Albis 20 mg/5 mg film-coated tablets EFG

Patient Information Leaflet

Introduction

Package Leaflet: Information for the Patient

Albis 20 mg/5 mg film-coated tablets EFG

Albis 40 mg/5 mg film-coated tablets EFG

Albis 40 mg/10 mg film-coated tablets EFG

olmesartan medoxomil/amlodipine

Read the entire leaflet carefully before you start taking this medicine, as it contains important information for you.

• Keep this leaflet, as you may need to read it again.
• If you have any questions, consult your doctor or pharmacist.
• This medicine has been prescribed for you only, and you should not give it to others, even if they have the same symptoms as you, because it may harm them.
• If you experience any adverse effects, consult your doctor or pharmacist, even if they are adverse effects not listed in this leaflet. See section 4.

Leaflet Contents

1. What Albis is and what it is used for
2. What you need to know before taking Albis
3. How to take Albis
4. Possible side effects
5. How to store Albis
6. Contents of the pack and other information

1. What Albis is and what it is used for

Albis contains two substances called olmesartan medoxomil and amlodipine (as amlodipine besilate). Both substances help control high blood pressure.

• Olmesartan medoxomil belongs to a group of medicines known as “angiotensin II receptor antagonists”, which lower blood pressure by relaxing blood vessels.
• Amlodipine belongs to a group of medicines known as “calcium channel blockers”. Amlodipine prevents calcium from entering the blood vessel wall, thereby preventing blood vessels from narrowing, which also lowers blood pressure.

The combined action of both substances helps prevent the narrowing of blood vessels, allowing them to relax and thereby reducing blood pressure.

Albis is used to treat high blood pressure in patients whose blood pressure is not adequately controlled with olmesartan medoxomil or amlodipine alone.

2. What you need to know before taking Albis

Do not take Albis

• If you are allergic to olmesartan medoxomilo, or to amlodipine, or to a special group of calcium channel blockers called dihydropyridines, or to any of the other components of this medicine (listed in section 6).

If you think you may be allergic, inform your doctor before taking olmesartan medoxomil/amlodipine.

• If you are more than 3 months pregnant. It is best to avoid olmesartan medoxomil/amlodipine in early pregnancy (see section “Pregnancy and breastfeeding”).
• If you have diabetes or kidney failure and are being treated with a blood pressure-lowering medicine containing aliskiren.
• If you have severe liver problems, impaired bile secretion, or blocked bile release from the gallbladder (e.g., due to gallstones), or if you have jaundice (yellowing of the skin and eyes).
• If you have very low blood pressure.
• If you have inadequate blood supply to tissues, with symptoms such as low blood pressure, weak pulse, rapid heart rate (shock, including cardiogenic shock). Cardiogenic shock means shock due to serious heart problems.
• If blood flow from your heart is blocked (e.g., due to narrowing of the aorta (aortic stenosis)).
• If you have low cardiac output (causing shortness of breath or peripheral swelling) following a heart attack (acute myocardial infarction).

Warnings and precautions

Consult your doctor or pharmacist before starting to take Albis.

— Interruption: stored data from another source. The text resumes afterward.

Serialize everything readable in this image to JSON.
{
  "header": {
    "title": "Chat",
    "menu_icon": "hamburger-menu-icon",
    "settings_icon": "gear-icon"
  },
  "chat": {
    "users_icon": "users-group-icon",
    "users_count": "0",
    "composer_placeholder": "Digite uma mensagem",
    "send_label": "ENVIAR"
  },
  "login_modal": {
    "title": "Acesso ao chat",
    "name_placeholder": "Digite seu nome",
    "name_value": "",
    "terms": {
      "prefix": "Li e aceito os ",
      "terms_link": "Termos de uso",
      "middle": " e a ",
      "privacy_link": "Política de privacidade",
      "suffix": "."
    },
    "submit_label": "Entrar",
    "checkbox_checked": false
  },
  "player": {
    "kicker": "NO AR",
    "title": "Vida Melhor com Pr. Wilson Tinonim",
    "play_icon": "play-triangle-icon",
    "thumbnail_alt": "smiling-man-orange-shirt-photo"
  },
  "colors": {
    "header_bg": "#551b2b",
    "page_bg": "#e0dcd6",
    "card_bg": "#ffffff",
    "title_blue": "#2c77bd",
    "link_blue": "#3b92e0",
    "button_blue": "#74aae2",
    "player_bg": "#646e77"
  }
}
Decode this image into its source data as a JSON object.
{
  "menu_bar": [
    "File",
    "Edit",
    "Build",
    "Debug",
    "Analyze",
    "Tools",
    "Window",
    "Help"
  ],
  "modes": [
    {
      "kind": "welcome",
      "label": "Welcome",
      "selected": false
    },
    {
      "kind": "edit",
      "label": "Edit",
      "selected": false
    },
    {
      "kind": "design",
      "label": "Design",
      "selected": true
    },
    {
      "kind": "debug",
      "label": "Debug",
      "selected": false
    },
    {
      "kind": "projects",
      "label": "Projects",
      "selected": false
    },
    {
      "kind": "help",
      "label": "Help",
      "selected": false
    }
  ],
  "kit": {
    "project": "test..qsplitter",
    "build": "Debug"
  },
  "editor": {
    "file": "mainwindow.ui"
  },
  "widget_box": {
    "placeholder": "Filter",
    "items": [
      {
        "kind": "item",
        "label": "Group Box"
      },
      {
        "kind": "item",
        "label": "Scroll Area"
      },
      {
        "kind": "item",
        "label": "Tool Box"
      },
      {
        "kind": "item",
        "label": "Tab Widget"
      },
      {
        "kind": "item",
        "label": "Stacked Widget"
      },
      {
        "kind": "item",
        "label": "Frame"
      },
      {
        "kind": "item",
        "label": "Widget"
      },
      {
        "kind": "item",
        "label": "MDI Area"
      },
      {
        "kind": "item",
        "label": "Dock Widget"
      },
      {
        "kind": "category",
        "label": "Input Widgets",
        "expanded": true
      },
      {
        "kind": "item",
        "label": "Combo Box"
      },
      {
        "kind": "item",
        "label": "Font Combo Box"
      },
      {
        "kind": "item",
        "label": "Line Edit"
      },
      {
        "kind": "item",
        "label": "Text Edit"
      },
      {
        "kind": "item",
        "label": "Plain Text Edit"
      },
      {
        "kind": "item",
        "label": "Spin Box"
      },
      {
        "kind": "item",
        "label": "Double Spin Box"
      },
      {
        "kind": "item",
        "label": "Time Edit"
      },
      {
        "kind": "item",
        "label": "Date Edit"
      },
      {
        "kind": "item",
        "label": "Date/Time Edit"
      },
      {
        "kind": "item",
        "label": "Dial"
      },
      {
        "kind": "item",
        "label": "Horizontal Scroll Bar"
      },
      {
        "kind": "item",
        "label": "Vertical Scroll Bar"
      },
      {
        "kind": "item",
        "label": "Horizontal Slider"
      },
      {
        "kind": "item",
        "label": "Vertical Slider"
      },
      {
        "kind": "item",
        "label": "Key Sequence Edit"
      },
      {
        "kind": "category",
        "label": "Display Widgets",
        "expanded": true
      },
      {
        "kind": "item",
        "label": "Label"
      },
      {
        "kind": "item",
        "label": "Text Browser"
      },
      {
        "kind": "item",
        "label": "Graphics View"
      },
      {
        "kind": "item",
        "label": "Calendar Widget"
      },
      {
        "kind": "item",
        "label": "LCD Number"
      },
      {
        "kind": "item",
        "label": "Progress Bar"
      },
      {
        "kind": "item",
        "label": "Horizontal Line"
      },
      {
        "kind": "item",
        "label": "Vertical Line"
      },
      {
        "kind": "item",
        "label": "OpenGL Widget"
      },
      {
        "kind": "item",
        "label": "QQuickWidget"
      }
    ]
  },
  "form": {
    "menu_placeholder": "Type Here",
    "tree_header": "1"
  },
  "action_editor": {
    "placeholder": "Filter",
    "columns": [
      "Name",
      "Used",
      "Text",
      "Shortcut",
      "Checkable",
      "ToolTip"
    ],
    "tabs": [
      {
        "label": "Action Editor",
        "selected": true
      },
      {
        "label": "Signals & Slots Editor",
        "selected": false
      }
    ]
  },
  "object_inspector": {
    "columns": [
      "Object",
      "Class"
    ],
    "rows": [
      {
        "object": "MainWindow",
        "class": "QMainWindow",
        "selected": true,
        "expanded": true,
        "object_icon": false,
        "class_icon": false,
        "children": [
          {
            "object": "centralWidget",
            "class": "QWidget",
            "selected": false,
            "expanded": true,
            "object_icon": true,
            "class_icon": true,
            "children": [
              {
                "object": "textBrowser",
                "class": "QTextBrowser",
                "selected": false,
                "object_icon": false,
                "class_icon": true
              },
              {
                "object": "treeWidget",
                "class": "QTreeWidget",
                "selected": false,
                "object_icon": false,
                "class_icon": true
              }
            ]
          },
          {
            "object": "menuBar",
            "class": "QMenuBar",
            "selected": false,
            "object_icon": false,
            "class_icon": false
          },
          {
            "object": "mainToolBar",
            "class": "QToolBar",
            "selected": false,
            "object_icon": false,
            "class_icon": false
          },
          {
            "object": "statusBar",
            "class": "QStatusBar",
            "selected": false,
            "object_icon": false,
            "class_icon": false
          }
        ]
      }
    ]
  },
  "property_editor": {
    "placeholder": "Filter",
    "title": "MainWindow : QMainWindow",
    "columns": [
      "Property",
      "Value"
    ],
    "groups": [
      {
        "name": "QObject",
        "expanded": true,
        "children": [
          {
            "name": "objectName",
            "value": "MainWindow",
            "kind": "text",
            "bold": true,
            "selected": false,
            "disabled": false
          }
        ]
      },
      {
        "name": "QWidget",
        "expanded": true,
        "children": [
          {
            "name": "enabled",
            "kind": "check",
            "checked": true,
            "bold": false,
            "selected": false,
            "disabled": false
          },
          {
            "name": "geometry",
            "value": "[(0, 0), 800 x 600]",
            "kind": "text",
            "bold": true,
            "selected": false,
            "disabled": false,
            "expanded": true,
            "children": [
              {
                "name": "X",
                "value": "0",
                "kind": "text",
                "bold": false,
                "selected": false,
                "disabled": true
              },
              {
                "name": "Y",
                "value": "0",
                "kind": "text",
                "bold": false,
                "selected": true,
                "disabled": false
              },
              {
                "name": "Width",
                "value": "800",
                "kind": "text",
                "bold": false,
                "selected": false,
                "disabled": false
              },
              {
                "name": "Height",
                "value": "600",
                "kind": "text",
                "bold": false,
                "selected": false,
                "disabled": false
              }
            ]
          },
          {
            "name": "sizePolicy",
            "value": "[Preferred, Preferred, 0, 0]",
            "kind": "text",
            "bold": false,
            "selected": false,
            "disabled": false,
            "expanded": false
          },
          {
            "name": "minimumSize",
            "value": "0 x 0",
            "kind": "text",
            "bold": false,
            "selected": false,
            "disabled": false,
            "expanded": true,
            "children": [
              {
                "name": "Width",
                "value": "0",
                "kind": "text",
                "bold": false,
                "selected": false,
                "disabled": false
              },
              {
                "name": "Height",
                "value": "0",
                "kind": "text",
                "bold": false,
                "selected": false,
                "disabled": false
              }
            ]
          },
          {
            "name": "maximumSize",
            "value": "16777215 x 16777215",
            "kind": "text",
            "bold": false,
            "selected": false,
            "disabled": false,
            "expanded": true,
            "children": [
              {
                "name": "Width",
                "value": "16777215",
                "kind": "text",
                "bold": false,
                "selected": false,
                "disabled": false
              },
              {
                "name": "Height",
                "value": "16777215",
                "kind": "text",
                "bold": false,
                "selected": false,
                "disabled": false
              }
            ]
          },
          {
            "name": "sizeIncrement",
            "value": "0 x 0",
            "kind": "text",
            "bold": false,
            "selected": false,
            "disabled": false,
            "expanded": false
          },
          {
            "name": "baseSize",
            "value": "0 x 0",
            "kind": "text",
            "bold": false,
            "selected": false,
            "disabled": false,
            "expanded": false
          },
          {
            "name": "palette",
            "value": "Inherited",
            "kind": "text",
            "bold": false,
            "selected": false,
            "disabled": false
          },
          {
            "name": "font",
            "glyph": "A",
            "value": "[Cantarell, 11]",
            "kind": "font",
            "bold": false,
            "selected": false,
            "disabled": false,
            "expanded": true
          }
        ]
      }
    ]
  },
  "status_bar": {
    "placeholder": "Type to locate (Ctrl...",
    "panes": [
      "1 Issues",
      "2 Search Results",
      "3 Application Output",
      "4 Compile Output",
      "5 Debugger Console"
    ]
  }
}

Tell your doctor if you are taking any of the following medicines used to treat high blood pressure (hypertension):

• An angiotensin-converting enzyme inhibitor (ACE inhibitor) (e.g., enalapril, lisinopril, ramipril), particularly if you have kidney problems related to diabetes.
• Aliskiren.

Your doctor may monitor your kidney function, blood pressure, and blood electrolyte levels (e.g., potassium) at regular intervals.

See also the information under the heading “Do not take Albis”.

Tell your doctor if you have any of the following health conditions:

• Kidney problems or a kidney transplant.
• Liver disease.
• Heart failure or problems with heart valves or heart muscle.
• Severe vomiting, diarrhea, treatment with high doses of medicines that increase urine output (diuretics), or if you are on a low-salt diet.
• High levels of potassium in the blood.
• Problems with the adrenal glands (hormone-producing glands located above the kidneys).

Consult your doctor if you experience abdominal pain, nausea, vomiting, or diarrhea after taking Albis. Your doctor will decide whether to continue treatment. Do not stop taking Albis as monotherapy.

Contact your doctor if you develop severe, persistent diarrhea causing significant weight loss. Your doctor will assess your symptoms and decide how to proceed with your blood pressure treatment.

As with any other medicine that lowers blood pressure, excessive lowering of blood pressure in patients with impaired blood flow to the heart or brain may lead to a heart attack or stroke. Therefore, your doctor will carefully monitor your blood pressure.

Inform your doctor if you are pregnant or think you might be pregnant. Use of olmesartan medoxomil/amlodipine is not recommended in early pregnancy, and must not be taken if you are more than 3 months pregnant, as it may cause serious harm to your baby if taken during this stage (see section “Pregnancy and breastfeeding”).

Children and adolescents (under 18 years of age)

Olmesartan medoxomil/amlodipine is not recommended for children and adolescents under 18 years of age.

Taking Albis with other medicines

Inform your doctor or pharmacist if you are taking, have recently taken, or might need to take any other medicines:

• Other blood pressure-lowering medicines, as they may enhance the effect of this medicine. Your doctor may need to adjust your dose and/or take other precautions:

If you are taking an angiotensin-converting enzyme inhibitor (ACE inhibitor) or aliskiren (see also information under the headings “Do not take Albis” and “Warnings and precautions”).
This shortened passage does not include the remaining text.